The main parameters of the qPCR analysis followed an established protocol (Reitzel and Tarrant, 2009). In brief, 19-to 21-nt-long primers with a 45%–55% guanine-cytosine content were designed to span one or more introns and produce amplicons of 72–120 bp with minimal predicted secondary structure (m-fold). A standard curve was constructed from serially diluted plasmids containing a larger portion of each transcript, and 18S ribosomal RNA was used as control. Gene expression was assayed in five developmental stages (embryo: 12 hr to 1 day; early larva: 3–5 days; late larva: 5–8 days; juvenile: 9–13 days; adult: months). RNA extraction and cDNA synthesis were conducted as previously described (Reitzel and Tarrant, 2009). qPCR was performed using iQ SYBR Green Supermix (Bio-Rad) in a MyCycler real-time PCR detection system (Bio-Rad). For each gene, standards and experimental samples were run in duplicates (technical replicates of a single plate). PCR products were subjected to melt curve analysis to ensure amplification of only a single product. The number of molecules per microliter for each gene was calculated by comparing the threshold cycle (Ct) from the sample with the standard curve.
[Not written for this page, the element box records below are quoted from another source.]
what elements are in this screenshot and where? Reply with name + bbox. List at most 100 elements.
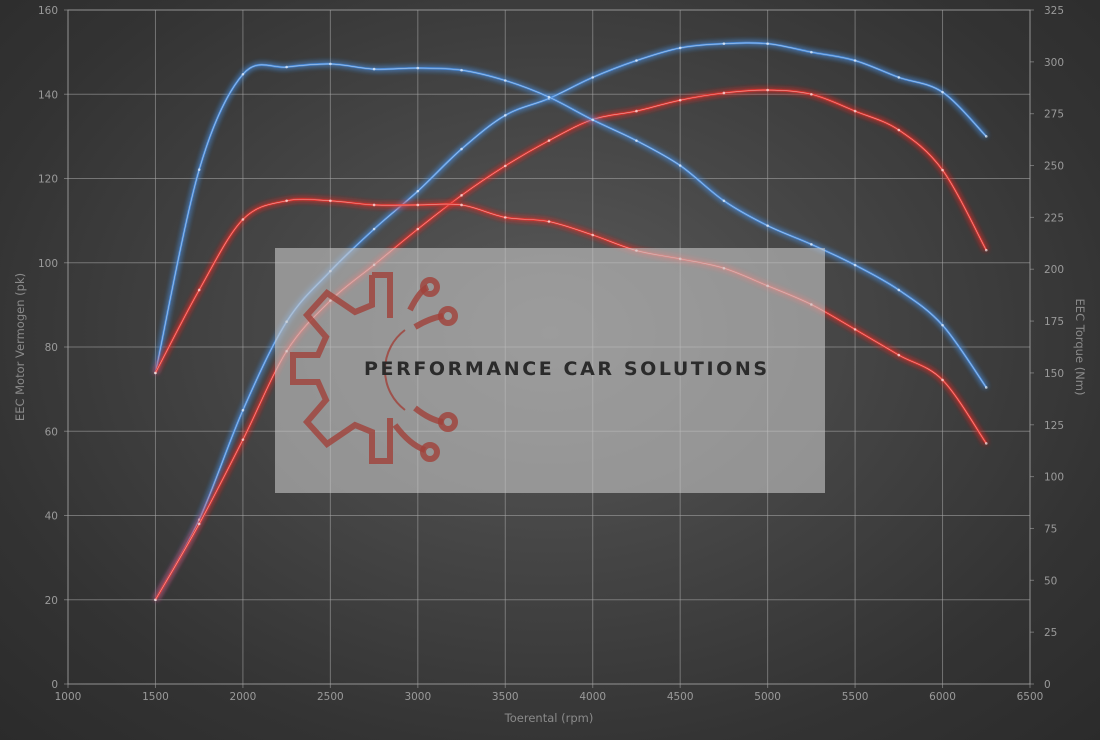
x-tick-label: 5000 — [754, 691, 781, 703]
data-point — [722, 91, 726, 95]
data-point — [766, 88, 769, 92]
data-point — [460, 147, 463, 151]
data-point — [503, 114, 507, 117]
data-point — [460, 194, 463, 197]
x-tick-label: 3500 — [492, 691, 519, 703]
data-point — [285, 199, 288, 203]
x-tick-label: 2500 — [317, 691, 344, 703]
data-point — [853, 328, 857, 331]
data-point — [197, 168, 201, 171]
data-point — [984, 248, 988, 252]
y2-tick-label: 225 — [1044, 212, 1064, 224]
data-point — [591, 118, 595, 122]
watermark-text: PERFORMANCE CAR SOLUTIONS — [364, 358, 770, 380]
data-point — [197, 288, 201, 292]
data-point — [197, 522, 201, 526]
data-point — [897, 76, 901, 79]
data-point — [810, 92, 813, 96]
y2-tick-label: 300 — [1044, 57, 1064, 69]
grid — [64, 9, 1034, 688]
data-point — [547, 95, 551, 99]
x-tick-label: 1500 — [142, 691, 169, 703]
data-point — [635, 109, 638, 113]
data-point — [941, 168, 944, 172]
x-tick-label: 6500 — [1017, 691, 1044, 703]
data-point — [372, 227, 376, 231]
data-point — [941, 323, 944, 327]
watermark: PERFORMANCE CAR SOLUTIONS — [275, 248, 825, 493]
data-point — [154, 371, 157, 375]
data-point — [329, 62, 332, 66]
data-point — [460, 203, 463, 207]
watermark-box — [275, 248, 825, 493]
y-tick-label: 20 — [45, 595, 58, 607]
data-point — [416, 203, 420, 207]
series-torque-stock — [154, 198, 988, 445]
data-point — [503, 79, 507, 82]
x-tick-label: 5500 — [842, 691, 869, 703]
data-point — [460, 68, 463, 72]
y-tick-label: 60 — [45, 426, 58, 438]
data-point — [372, 67, 376, 71]
data-point — [241, 72, 245, 76]
data-point — [503, 164, 507, 168]
y2-tick-label: 175 — [1044, 316, 1064, 328]
y-tick-label: 0 — [51, 679, 58, 691]
y2-tick-label: 125 — [1044, 420, 1064, 432]
data-point — [722, 42, 726, 45]
x-tick-label: 6000 — [929, 691, 956, 703]
data-point — [416, 227, 420, 231]
data-point — [241, 438, 245, 441]
data-point — [766, 224, 769, 227]
data-point — [853, 109, 857, 113]
data-point — [154, 598, 157, 602]
data-point — [722, 199, 726, 203]
data-point — [766, 42, 769, 45]
x-axis-label: Toerental (rpm) — [504, 711, 594, 725]
data-point — [547, 139, 551, 142]
x-tick-label: 2000 — [230, 691, 257, 703]
data-point — [372, 203, 376, 207]
data-point — [329, 199, 332, 203]
data-point — [810, 243, 813, 246]
data-point — [197, 518, 201, 522]
y-tick-label: 100 — [38, 258, 58, 270]
x-tick-label: 3000 — [404, 691, 431, 703]
y-axis-right: 0 25 50 75 100 125 150 175 200 225 250 275 300 325 — [1044, 5, 1064, 691]
y-tick-label: 120 — [38, 174, 58, 186]
data-point — [241, 408, 245, 412]
y2-tick-label: 50 — [1044, 575, 1057, 587]
data-point — [678, 46, 682, 50]
y2-tick-label: 100 — [1044, 472, 1064, 484]
y2-tick-label: 75 — [1044, 523, 1057, 535]
data-point — [285, 65, 288, 69]
series-group — [154, 41, 988, 602]
y2-tick-label: 250 — [1044, 161, 1064, 173]
x-tick-label: 1000 — [55, 691, 82, 703]
data-point — [984, 386, 988, 389]
y2-tick-label: 275 — [1044, 109, 1064, 121]
data-point — [941, 378, 944, 382]
data-point — [635, 139, 638, 142]
y2-tick-label: 150 — [1044, 368, 1064, 380]
y2-tick-label: 25 — [1044, 627, 1057, 639]
data-point — [678, 164, 682, 167]
y-tick-label: 80 — [45, 342, 58, 354]
data-point — [941, 90, 944, 94]
data-point — [810, 50, 813, 54]
y-tick-label: 160 — [38, 5, 58, 17]
y-tick-label: 140 — [38, 89, 58, 101]
y2-tick-label: 0 — [1044, 679, 1051, 691]
data-point — [241, 218, 245, 221]
data-point — [678, 98, 682, 102]
data-point — [984, 135, 988, 138]
series-highlight-torque-stock — [155, 198, 987, 444]
y2-tick-label: 325 — [1044, 5, 1064, 17]
x-axis: 1000 1500 2000 2500 3000 3500 4000 4500 5000 5500… — [55, 691, 1044, 703]
data-point — [591, 76, 595, 79]
data-point — [853, 263, 857, 267]
y-axis-label: EEC Motor Vermogen (pk) — [13, 273, 27, 421]
x-tick-label: 4000 — [579, 691, 606, 703]
gear-logo-icon — [290, 272, 458, 464]
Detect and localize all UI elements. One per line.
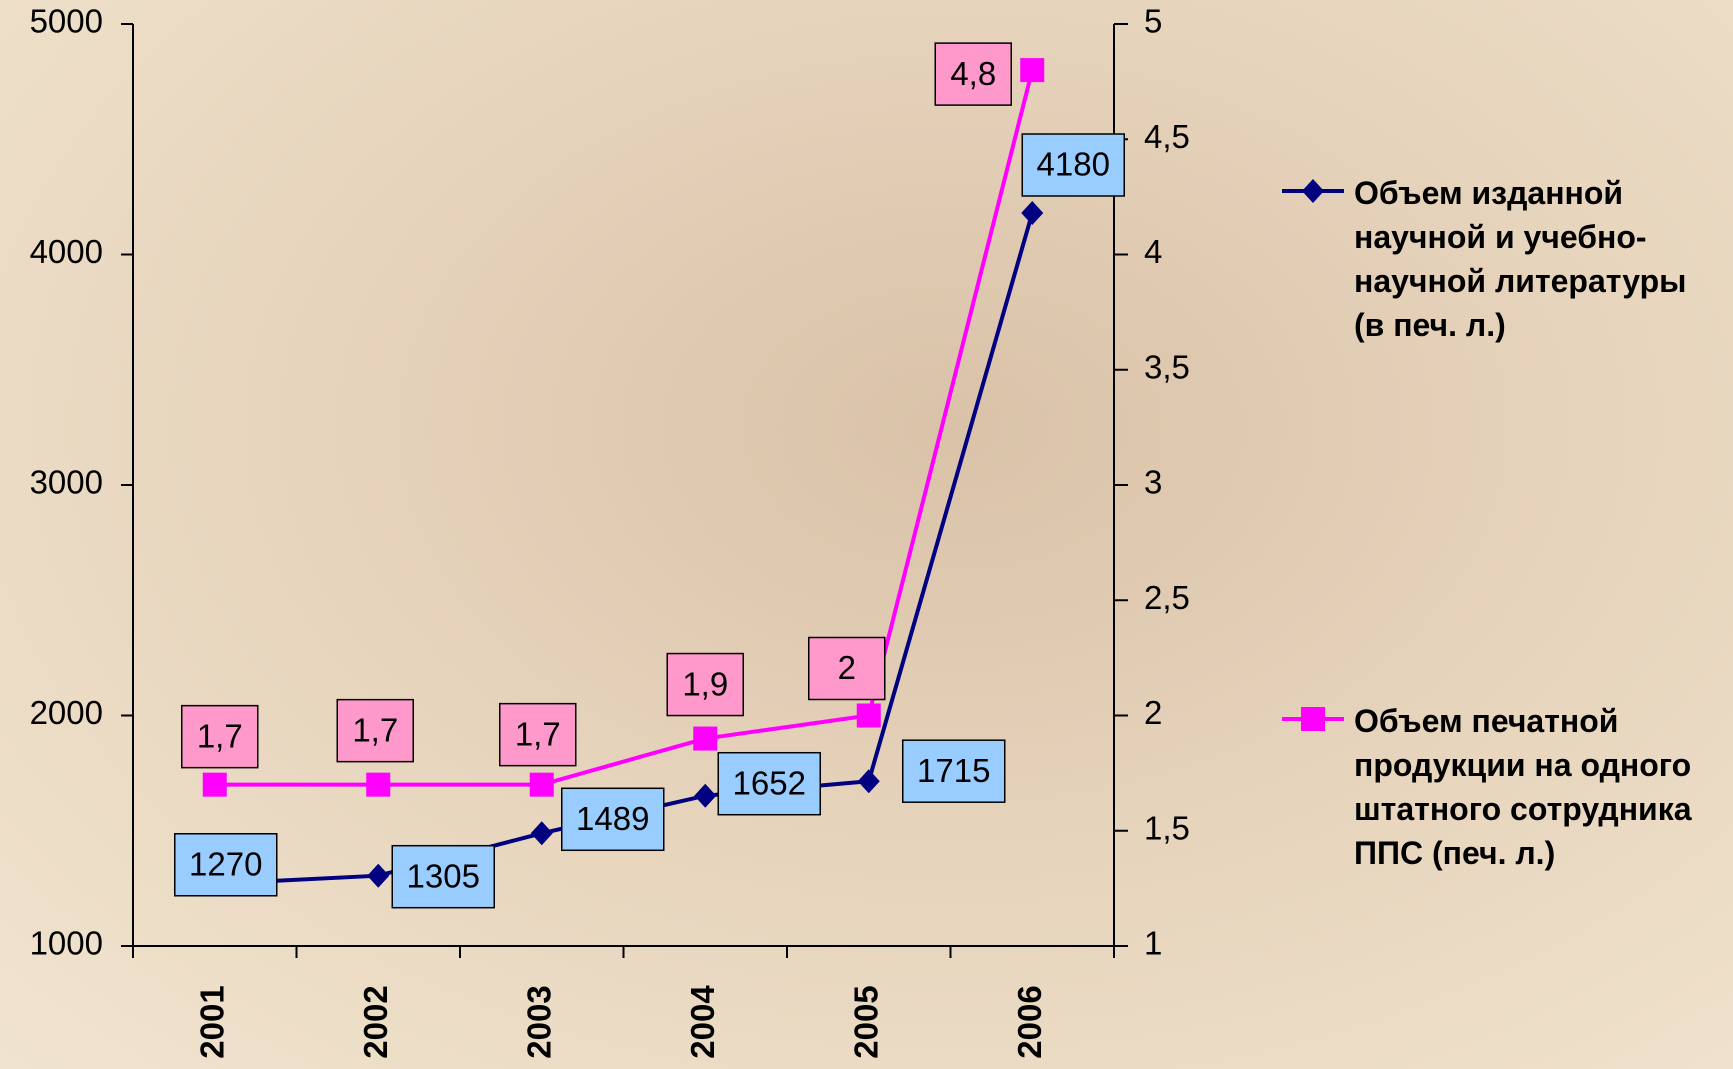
data-label: 4180	[1037, 146, 1110, 183]
y2-tick-label: 2	[1144, 694, 1162, 731]
data-label-box	[902, 739, 1006, 803]
data-label-box	[666, 652, 744, 717]
point	[366, 772, 391, 797]
x-tick-label: 2003	[520, 985, 557, 1058]
data-label-box	[808, 636, 886, 701]
data-label: 4,8	[950, 55, 996, 92]
y-tick-label: 5000	[30, 3, 103, 40]
data-label-box	[499, 702, 577, 767]
point	[202, 772, 227, 797]
y2-tick-label: 2,5	[1144, 579, 1190, 616]
y-tick-label: 4000	[30, 233, 103, 270]
data-label-box	[174, 833, 278, 897]
data-label: 1715	[917, 752, 990, 789]
point	[530, 821, 553, 846]
data-label: 1489	[576, 800, 649, 837]
y2-tick-label: 3	[1144, 464, 1162, 501]
data-label: 1,7	[515, 715, 561, 752]
y-tick-label: 3000	[30, 464, 103, 501]
point	[1020, 58, 1045, 83]
point	[367, 863, 390, 888]
data-label: 1,9	[682, 665, 728, 702]
point	[1021, 201, 1044, 226]
legend-label: Объем изданной научной и учебно-научной …	[1354, 175, 1687, 343]
point	[857, 769, 880, 794]
data-label: 1305	[407, 857, 480, 894]
point	[694, 783, 717, 808]
x-tick-label: 2001	[193, 985, 230, 1058]
data-label: 1,7	[352, 711, 398, 748]
legend-marker	[1302, 179, 1324, 203]
point	[529, 772, 554, 797]
legend-label: Объем печатной продукции на одного штатн…	[1354, 703, 1692, 871]
point	[693, 726, 718, 751]
data-label-box	[717, 751, 821, 816]
y2-tick-label: 3,5	[1144, 348, 1190, 385]
x-tick-label: 2002	[357, 985, 394, 1058]
data-label-box	[336, 698, 414, 763]
y-tick-label: 2000	[30, 694, 103, 731]
legend-swatch	[1282, 707, 1344, 731]
data-label: 1652	[733, 764, 806, 801]
data-label: 1270	[189, 845, 262, 882]
data-label-box	[561, 787, 665, 852]
data-label: 2	[838, 649, 856, 686]
data-label-box	[1021, 133, 1125, 197]
x-tick-label: 2004	[684, 985, 721, 1059]
legend-swatch	[1282, 179, 1344, 203]
data-label: 1,7	[197, 717, 243, 754]
x-tick-label: 2006	[1011, 985, 1048, 1058]
y2-tick-label: 1,5	[1144, 809, 1190, 846]
y2-tick-label: 5	[1144, 3, 1162, 40]
data-label-box	[181, 704, 259, 769]
legend-marker	[1301, 707, 1325, 731]
y2-tick-label: 4,5	[1144, 118, 1190, 155]
x-tick-label: 2005	[847, 985, 884, 1058]
y2-tick-label: 4	[1144, 233, 1162, 270]
series-line	[214, 69, 1035, 787]
data-label-box	[934, 42, 1012, 106]
point	[856, 703, 881, 728]
y2-tick-label: 1	[1144, 925, 1162, 962]
data-label-box	[391, 844, 495, 909]
y-tick-label: 1000	[30, 925, 103, 962]
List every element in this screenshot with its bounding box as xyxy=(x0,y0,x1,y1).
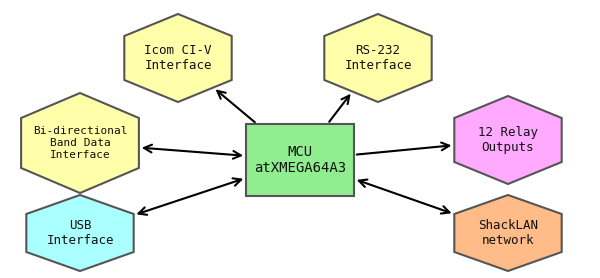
Text: RS-232
Interface: RS-232 Interface xyxy=(344,44,412,72)
Text: Icom CI-V
Interface: Icom CI-V Interface xyxy=(144,44,212,72)
FancyBboxPatch shape xyxy=(246,124,354,196)
Text: 12 Relay
Outputs: 12 Relay Outputs xyxy=(478,126,538,154)
Polygon shape xyxy=(454,195,562,271)
Text: Bi-directional
Band Data
Interface: Bi-directional Band Data Interface xyxy=(33,126,127,160)
Polygon shape xyxy=(124,14,232,102)
Text: MCU
atXMEGA64A3: MCU atXMEGA64A3 xyxy=(254,145,346,175)
Polygon shape xyxy=(325,14,431,102)
Text: USB
Interface: USB Interface xyxy=(46,219,114,247)
Polygon shape xyxy=(454,96,562,184)
Text: ShackLAN
network: ShackLAN network xyxy=(478,219,538,247)
Polygon shape xyxy=(21,93,139,193)
Polygon shape xyxy=(26,195,134,271)
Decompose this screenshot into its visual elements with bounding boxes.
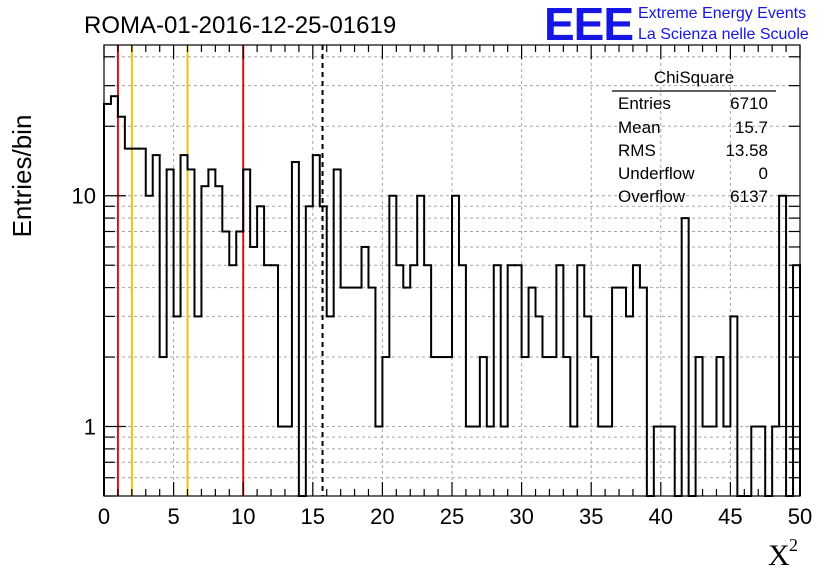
stats-label-rms: RMS [618,141,656,160]
x-tick-label: 45 [718,504,742,529]
stats-label-overflow: Overflow [618,187,686,206]
x-tick-label: 35 [579,504,603,529]
y-tick-label: 10 [72,184,96,209]
stats-value-entries: 6710 [730,94,768,113]
x-tick-label: 30 [509,504,533,529]
chart-title: ROMA-01-2016-12-25-01619 [84,12,396,39]
axis-ticks [103,45,801,497]
x-tick-label: 25 [440,504,464,529]
x-tick-label: 5 [167,504,179,529]
x-tick-label: 40 [649,504,673,529]
stats-box: ChiSquare Entries 6710 Mean 15.7 RMS 13.… [612,68,776,206]
stats-value-rms: 13.58 [725,141,768,160]
stats-label-entries: Entries [618,94,671,113]
x-tick-label: 10 [231,504,255,529]
stats-title: ChiSquare [654,68,734,87]
y-axis-title: Entries/bin [7,115,37,238]
stats-label-mean: Mean [618,118,661,137]
x-tick-label: 15 [301,504,325,529]
y-tick-label: 1 [84,415,96,440]
histogram-series [103,95,801,497]
reference-lines [116,45,324,496]
axis-tick-labels: 0 5 10 15 20 25 30 35 40 45 50 1 10 [72,184,813,529]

Characterization of Spatiotemporal Expression Patterns

The main parameters of the qPCR analysis followed an established protocol (Reitzel and Tarrant, 2009; see Extended Experimental Procedures). In situ hybridization in N. vectensis was carried out according to an established method (Genikhovich and Technau, 2009). C. hemisphaerica young medusae and gastrozoids were fixed in 3.7% formaldehyde and 0.2% glutaraldehyde in seawater for 1 hr at 4°C. In situ hybridization in Clytia was performed according to the N. vectensis protocol, but specimens were digested in a higher concentration of Proteinase K (0.02 mg/ml) to improve permeability.

Phylogenetic Analysis

Channel protein sequences were aligned with the use of MUSCLE (Edgar, 2004), and low-quality alignment regions were removed by the TrimAl program (Capella-Gutiérrez et al., 2009). ProtTest was used to determine the most suitable model for phylogenetic reconstruction of Na_vs (Abascal et al., 2005). A maximum-likelihood phylogenetic tree was constructed using PhyML with the LG Model (+I +G +F; Guindon et al., 2010). Support values were calculated using 100 bootstrap replicates. Bayesian phylogenetic reconstruction was carried out using MrBayes 3.1 and the WAG model. A total of 5,000,000 generations were calculated and every 100th generation was sampled.

Published online: July 26, 2012

Accession Numbers

All novel sequences have been deposited in GenBank under accession numbers HQ877452–HQ877461 and JQ066819–JQ066822.